Much of Dearing’s research in Norway has looked at that country’s universal early childhood program. Among Dearing’s findings, “the availability of high-quality child care beginning at that age is reducing early achievement gaps in Norwegian communities.” 

His recent research paper – The Widening Achievement Gap Between Rich and Poor in a Nordic Country, co-written with Norwegian colleagues and published by the American Educational Research Association – studies “a decade of achievement gaps for fifth-, eighth-, and 10th-grade students in Norway.”

Even though Norway is “an egalitarian country with a homogeneous educational system,” Dearing and his colleagues write, they found large achievement gaps “between students at the 90th and 10th percentiles of parental income and between students whose parents have at least a master and at most a high school degree.”

The gap was “equivalent to about 2 to 2.5 years of schooling,” and increased by grade level.

Over time, the income-level gap increased, while the gap based on parental education remained the same, because while income and education are closely linked in the United States, they are not as closely linked in Norway, where pre-college education is strong and social programs buffer the impact of earning a lower income. 

“Our wealth gap in the U.S. is roughly twice as large as Norway’s, but theirs is still big,” Dearing explains. And both countries, along with many others, need to close these gaps. 

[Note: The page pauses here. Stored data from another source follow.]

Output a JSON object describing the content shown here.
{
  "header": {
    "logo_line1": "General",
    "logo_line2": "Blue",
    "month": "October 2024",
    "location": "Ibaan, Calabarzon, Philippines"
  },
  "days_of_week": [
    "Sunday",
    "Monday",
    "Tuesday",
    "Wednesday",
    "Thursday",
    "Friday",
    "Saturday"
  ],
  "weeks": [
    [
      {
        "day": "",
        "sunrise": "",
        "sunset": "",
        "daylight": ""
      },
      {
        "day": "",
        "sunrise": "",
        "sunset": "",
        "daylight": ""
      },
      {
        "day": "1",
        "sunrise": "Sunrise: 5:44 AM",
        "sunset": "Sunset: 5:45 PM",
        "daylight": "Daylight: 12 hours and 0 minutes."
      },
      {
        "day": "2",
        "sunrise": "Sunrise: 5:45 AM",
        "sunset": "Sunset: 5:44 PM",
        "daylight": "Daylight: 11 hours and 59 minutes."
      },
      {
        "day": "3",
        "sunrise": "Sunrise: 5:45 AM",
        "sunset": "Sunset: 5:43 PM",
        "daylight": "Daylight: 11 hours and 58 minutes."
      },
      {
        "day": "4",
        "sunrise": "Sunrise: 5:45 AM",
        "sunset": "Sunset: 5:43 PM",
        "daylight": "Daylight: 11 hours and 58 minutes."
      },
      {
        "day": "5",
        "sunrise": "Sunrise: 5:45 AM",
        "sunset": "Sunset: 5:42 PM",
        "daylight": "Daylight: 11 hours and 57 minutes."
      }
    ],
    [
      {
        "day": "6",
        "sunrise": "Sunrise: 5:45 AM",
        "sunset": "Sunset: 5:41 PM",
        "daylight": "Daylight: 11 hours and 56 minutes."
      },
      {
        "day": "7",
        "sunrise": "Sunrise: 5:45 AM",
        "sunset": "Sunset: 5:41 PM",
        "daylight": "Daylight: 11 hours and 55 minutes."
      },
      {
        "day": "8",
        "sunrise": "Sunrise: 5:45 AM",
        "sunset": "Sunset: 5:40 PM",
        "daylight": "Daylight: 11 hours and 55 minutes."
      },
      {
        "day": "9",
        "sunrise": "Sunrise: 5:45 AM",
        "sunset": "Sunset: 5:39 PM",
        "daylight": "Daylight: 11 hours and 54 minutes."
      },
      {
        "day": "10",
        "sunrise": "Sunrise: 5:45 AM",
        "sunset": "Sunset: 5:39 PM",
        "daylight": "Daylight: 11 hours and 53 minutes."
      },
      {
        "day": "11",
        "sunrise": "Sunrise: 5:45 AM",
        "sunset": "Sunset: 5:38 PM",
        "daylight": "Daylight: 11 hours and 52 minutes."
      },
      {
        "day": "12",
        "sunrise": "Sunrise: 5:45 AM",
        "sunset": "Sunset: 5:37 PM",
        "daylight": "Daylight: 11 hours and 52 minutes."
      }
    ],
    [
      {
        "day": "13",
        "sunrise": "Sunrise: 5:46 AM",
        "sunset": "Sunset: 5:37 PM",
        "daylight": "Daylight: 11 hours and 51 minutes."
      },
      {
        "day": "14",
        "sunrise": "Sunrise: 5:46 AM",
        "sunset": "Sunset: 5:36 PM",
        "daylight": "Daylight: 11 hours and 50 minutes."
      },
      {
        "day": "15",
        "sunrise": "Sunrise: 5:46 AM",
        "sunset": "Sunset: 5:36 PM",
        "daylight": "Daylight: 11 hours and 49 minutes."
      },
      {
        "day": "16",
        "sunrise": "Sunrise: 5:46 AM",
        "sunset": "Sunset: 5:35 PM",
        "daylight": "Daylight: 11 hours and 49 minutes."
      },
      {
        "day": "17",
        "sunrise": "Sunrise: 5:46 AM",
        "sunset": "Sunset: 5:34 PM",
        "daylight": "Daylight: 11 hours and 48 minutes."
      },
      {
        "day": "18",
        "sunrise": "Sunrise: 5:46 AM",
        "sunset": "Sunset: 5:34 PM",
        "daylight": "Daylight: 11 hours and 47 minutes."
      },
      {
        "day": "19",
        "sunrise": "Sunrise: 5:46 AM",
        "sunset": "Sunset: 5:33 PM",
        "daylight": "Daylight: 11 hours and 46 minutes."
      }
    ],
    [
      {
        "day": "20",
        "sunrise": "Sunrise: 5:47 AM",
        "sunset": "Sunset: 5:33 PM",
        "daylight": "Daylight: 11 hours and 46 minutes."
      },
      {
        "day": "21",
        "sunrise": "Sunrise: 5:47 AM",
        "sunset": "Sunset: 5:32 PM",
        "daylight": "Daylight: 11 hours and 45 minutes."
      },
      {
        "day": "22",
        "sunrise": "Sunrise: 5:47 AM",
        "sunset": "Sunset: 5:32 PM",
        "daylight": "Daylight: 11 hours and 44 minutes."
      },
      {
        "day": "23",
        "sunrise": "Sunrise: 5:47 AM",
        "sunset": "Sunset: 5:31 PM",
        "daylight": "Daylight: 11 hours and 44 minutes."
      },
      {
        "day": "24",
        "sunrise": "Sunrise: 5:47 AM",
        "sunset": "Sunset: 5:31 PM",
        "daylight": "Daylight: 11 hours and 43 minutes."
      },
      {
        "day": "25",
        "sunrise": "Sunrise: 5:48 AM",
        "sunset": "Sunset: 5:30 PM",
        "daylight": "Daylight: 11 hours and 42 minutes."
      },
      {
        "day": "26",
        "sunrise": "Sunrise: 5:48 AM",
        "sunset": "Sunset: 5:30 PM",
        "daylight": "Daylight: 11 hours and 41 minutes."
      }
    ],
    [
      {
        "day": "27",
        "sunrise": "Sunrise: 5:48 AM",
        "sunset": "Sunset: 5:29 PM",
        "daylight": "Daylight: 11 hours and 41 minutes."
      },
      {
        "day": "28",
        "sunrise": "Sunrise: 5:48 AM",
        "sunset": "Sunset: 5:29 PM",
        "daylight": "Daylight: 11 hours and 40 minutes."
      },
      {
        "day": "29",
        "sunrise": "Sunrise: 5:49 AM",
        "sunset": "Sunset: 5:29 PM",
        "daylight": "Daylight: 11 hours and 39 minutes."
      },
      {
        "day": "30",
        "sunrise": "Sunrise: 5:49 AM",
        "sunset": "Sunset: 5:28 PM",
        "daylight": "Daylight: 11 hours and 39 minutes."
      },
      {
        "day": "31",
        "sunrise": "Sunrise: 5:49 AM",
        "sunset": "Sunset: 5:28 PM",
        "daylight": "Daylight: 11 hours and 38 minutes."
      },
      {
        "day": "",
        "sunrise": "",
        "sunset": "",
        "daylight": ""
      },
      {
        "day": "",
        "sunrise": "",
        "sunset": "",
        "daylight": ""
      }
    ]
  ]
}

 “Countries need to be concerned,” Dearing says. “It’s not just about the fact that the differences in earnings are getting bigger. It’s not just that even when you control for income, there are still growing differences. It’s because families who have enough are getting more opportunities; and families who don’t have enough are not able to get access to opportunities.”

This is a moral problem and an economic one because children who grow up without key opportunities tend to have more health problems, earn less as adults, and, as a result, generate less in tax revenues. 

Research conducted by Dearing and others does suggest that universal early childhood programs do close some of these gaps, but they can’t do this work alone. 

That’s where City Connects comes in. City Connects fills opportunity gaps with services, supports, and enrichment programs to ensure that no matter how much money or education their parents have, students have many opportunities to be successful. 

“When children have that abundance of opportunity, they also have hope and they have self efficacy,” Dearing says. “City Connects and other programs help by strategically tailoring a plan of enrichments for children.” 

“A lot of what City Connects does is narrow the hope gap, narrowing that gap in opportunity and helping students find a niche where they have talent and they can thrive – which is what we see wealthy parents do for their children.”

Another benefit of City Connects, Dearing adds, is that it builds on national strengths. 

“In the United States, we have been reluctant to use the state to help support families,” especially compared to Norway and other European countries. “One unintended, positive consequence of this is that we have a flourishing community of nonprofit organizations that want to support children and families. 

“City Connects is taking advantage of this by connecting these organizations to children and families. It’s a brilliant part of City Connects, the recognition that we have these wonderful nonprofits and they just need help connecting to children.” 

There is much more work to do to identify and close achievement gaps. Dearing is currently working on a study of the United States to identify the number of opportunities that children have based on factors including where they live, where they go to school, what afterschool programs they participate in.

Like Dearing’s work in Norway, this research promises to provide more insight into the work City Connects does to provide children with the opportunities they need now to have lifelong success in the future.